Locked in Mortal Combat

Today was supposed to feature an “inquiring mind” post. Not only that; I’d planned to tell you about my favorite non-fiction read.

But I’ve been wrestling with InDesign, the go-to application for designing print books. Wrestling with the electrons on my computer and, because I’m losing, wrestling in spirit and in heart. InDesign – thus far – has trounced me, toppled me, stomped and stumped me, and kicked me to the curb.

I hope to rise from my ashes.

In the meantime . . . draw close, my readers, and I shall tell of my midnight tussle and abrupt defeat! (That is, today’s blog is a “behind the scenes” post.)

First, a little background. I used to design books in PageMaker. I liked Pagemaker. It was straightforward, moved type and images around the way I wanted, and, in the immortal words describing Bilbo Baggins before his adventure, “never did anything unexpected.”

But PageMaker wasn’t so handy for designing book covers. In the fullness of time, another computer application arrived on the scene to handle color and permit the complicated wrapping of text around illustrations. I learned Quark. It never became so intuitive as Pagemaker (for me), but I could make it do what I needed.

Fast forward 20 years. InDesign is the book designer’s app and has been for some while, but this is my first time using it. I’ve heard it is remarkably similar to PageMaker. If you know the one, you know the other. Or can figure it out.

Well, okay then!

Kay Nielsen art depicting a lassie aback a north-bearI dive in, eager to turn the ebook Troll-magic into an ink-on-paper book. Trusting in InDesign’s kindly reputation, I don’t even bother to acquire a copy of InDesign For Dummies or some such title.

Mistake!

When I attempt to place the text of my story, InDesign cannot see my OpenOffice (Oo3) file where the text resides. I check the Adobe online help page.

Ah! Save the Oo3 file as a Word file and I’ll be good to go.

I do it, and now I can place the text. But, oh, what ugly ugly print! Some of it is tiny at 4 points, and some of it is huge at 18 points. Some of it overlaps, and some has 4 inches between lines. Plus all the italics – which my story uses to indicate thought versus the spoken word – have disappeared.
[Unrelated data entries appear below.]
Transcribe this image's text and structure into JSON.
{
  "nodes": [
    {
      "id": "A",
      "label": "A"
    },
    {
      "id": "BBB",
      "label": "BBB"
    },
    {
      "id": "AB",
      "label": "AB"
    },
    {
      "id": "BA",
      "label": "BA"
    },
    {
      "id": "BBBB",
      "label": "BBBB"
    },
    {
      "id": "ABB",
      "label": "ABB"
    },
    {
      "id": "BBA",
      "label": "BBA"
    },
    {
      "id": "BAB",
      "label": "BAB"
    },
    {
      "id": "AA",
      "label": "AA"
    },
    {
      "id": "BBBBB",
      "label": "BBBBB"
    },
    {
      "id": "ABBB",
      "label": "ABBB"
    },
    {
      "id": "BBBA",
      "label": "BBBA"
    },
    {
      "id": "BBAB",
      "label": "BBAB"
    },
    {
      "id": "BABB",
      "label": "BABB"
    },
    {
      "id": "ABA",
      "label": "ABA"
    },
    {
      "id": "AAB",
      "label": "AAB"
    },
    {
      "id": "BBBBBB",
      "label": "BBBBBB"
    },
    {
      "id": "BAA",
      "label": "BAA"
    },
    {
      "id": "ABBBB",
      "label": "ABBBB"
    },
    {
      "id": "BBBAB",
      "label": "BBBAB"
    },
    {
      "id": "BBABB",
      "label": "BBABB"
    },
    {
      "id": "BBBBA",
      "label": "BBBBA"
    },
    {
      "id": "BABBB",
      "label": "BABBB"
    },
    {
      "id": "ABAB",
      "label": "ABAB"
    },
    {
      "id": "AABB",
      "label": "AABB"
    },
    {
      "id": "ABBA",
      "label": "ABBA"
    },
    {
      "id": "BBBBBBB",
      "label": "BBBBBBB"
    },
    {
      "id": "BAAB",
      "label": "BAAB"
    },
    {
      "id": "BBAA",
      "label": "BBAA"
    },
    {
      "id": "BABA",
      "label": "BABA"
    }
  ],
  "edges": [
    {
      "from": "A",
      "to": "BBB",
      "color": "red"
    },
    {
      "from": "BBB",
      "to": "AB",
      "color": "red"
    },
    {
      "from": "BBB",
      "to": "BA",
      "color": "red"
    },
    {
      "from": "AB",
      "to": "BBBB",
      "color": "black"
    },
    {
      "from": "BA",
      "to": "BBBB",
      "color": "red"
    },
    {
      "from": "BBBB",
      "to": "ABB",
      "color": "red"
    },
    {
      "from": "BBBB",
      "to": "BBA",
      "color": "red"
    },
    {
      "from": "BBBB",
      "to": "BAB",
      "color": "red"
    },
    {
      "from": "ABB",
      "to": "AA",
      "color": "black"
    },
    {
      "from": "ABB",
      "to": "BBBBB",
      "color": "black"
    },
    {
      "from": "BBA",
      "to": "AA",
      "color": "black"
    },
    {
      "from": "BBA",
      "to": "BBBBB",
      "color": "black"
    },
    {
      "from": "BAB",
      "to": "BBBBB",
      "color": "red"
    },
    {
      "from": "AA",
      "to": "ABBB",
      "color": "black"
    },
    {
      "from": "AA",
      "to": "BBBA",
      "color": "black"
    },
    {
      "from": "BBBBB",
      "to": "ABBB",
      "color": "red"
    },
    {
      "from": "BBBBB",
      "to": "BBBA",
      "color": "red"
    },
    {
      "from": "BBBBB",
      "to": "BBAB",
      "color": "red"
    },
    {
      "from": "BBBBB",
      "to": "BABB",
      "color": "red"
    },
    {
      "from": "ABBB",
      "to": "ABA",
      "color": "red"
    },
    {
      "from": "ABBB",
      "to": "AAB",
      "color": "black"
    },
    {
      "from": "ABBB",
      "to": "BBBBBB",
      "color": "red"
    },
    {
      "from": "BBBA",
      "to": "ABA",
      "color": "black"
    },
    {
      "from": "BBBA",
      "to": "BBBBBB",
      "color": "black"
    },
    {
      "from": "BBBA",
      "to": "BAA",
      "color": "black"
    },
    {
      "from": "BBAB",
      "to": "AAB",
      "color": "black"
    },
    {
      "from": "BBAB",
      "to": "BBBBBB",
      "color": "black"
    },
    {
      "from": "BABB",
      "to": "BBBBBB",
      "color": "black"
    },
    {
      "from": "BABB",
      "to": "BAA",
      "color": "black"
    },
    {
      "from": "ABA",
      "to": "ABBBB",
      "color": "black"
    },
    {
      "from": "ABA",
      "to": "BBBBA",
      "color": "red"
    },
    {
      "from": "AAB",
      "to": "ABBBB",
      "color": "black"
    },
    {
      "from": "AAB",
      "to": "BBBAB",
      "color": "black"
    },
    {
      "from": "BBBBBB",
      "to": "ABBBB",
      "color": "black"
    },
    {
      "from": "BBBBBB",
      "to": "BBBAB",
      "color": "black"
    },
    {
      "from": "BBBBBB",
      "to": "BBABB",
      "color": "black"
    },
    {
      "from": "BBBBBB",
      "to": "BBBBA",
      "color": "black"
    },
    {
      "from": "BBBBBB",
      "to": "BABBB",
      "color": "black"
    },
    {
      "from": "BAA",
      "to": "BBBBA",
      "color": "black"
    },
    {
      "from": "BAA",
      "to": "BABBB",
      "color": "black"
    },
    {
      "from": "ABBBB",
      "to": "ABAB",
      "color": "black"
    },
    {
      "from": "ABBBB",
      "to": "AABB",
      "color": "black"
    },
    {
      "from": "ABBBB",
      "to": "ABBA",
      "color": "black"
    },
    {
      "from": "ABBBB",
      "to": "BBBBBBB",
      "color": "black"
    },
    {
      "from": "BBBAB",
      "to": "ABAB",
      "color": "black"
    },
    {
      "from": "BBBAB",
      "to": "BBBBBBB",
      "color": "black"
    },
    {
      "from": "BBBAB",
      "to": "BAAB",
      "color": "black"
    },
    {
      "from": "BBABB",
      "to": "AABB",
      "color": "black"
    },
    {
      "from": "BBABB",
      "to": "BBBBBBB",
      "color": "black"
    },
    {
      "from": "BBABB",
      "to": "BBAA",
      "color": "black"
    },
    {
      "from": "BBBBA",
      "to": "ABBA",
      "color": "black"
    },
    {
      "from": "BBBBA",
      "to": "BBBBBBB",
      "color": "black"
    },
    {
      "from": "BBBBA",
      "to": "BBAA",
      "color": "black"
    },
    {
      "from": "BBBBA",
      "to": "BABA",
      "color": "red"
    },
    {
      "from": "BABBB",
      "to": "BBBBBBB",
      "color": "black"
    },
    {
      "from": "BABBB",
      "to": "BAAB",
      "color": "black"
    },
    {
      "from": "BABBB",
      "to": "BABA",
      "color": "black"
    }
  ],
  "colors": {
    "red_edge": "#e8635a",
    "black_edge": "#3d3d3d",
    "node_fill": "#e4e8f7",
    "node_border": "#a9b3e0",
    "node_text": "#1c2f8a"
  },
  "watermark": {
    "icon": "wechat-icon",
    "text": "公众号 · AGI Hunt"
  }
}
I return to the help page.

This time I save my Oo3 file in rich text format. This will – I’m told – retain things like type size and spacing. And italics.

W-e-l-l. It does look better than the Word file version, but all of the italics remain missing.

Hmm. What to do?

I decide that this is as good as it gets and wade in. Three days and 626 pages later, I have a book! Or the computer file for a book. (And, yes, I neglected my family: those were 16-hour days. Mea culpa!)

But the book is beautiful! Each page begins and ends cleanly, features lovely Palatino type plus elegant embellishments between scenes. I am thrilled. (Although my thrill has one buzzing and annoying fly: my InDesign file tells me it cannot find the font I’m using for those embellishments. But I feel sure I’ll sort it out.)

Flush with success, I decide to do a little tidying. Let’s sweep that useless Word file and the rich text format file into a folder along with the original Oo3 one.

Alas! There is the moment of my downfall.

Back in my PageMaker days, the illustrations in a book were not actually inside the PageMaker file. When I sent a book to the printer, I sent the PageMaker file and the TIFF files that were the illustrations. There was a link between the Pagemaker file and each of the TIFF files.

Now, in that era, the tidying of files also occurred. And the links were broken. Reforging them was not really a problem. I just had to be sure I did it (with the click of a few buttons) before sending the file to press.

But the text of the book was actually inside the PageMaker file itself. No links. The original Word file became an archived irrelevancy.

Not so for InDesign!

When my InDesign file and my rich text format file parted ways to different folders, I broke the essential link between them. (Apparently.) And restoring it was . . . well, it seemed simple until I looked at what I had wrought.

All my formatting had disappeared.

The paragraphs had lost their indents. The chapter headings looked just like the rest of the text, not big and bold. The page breaks, carefully crafted, were no longer present. And all the italics, lovingly reapplied word by word by word, were gone.

If I were the crying sort, I’d have sobbed. As it was, I merely sat stunned. Then closed the file without saving.

Is there a way to restore what I have lost?

Must I begin again from the foundations?

I don’t have those answers, but I do have a vision: the vision of the beautiful book I’d created before the tidying impulse took me. Rest assured, I will bring that vision to paper and ink, whether it can be done easily or only after great labor! Rise, my phoenix, oh rise!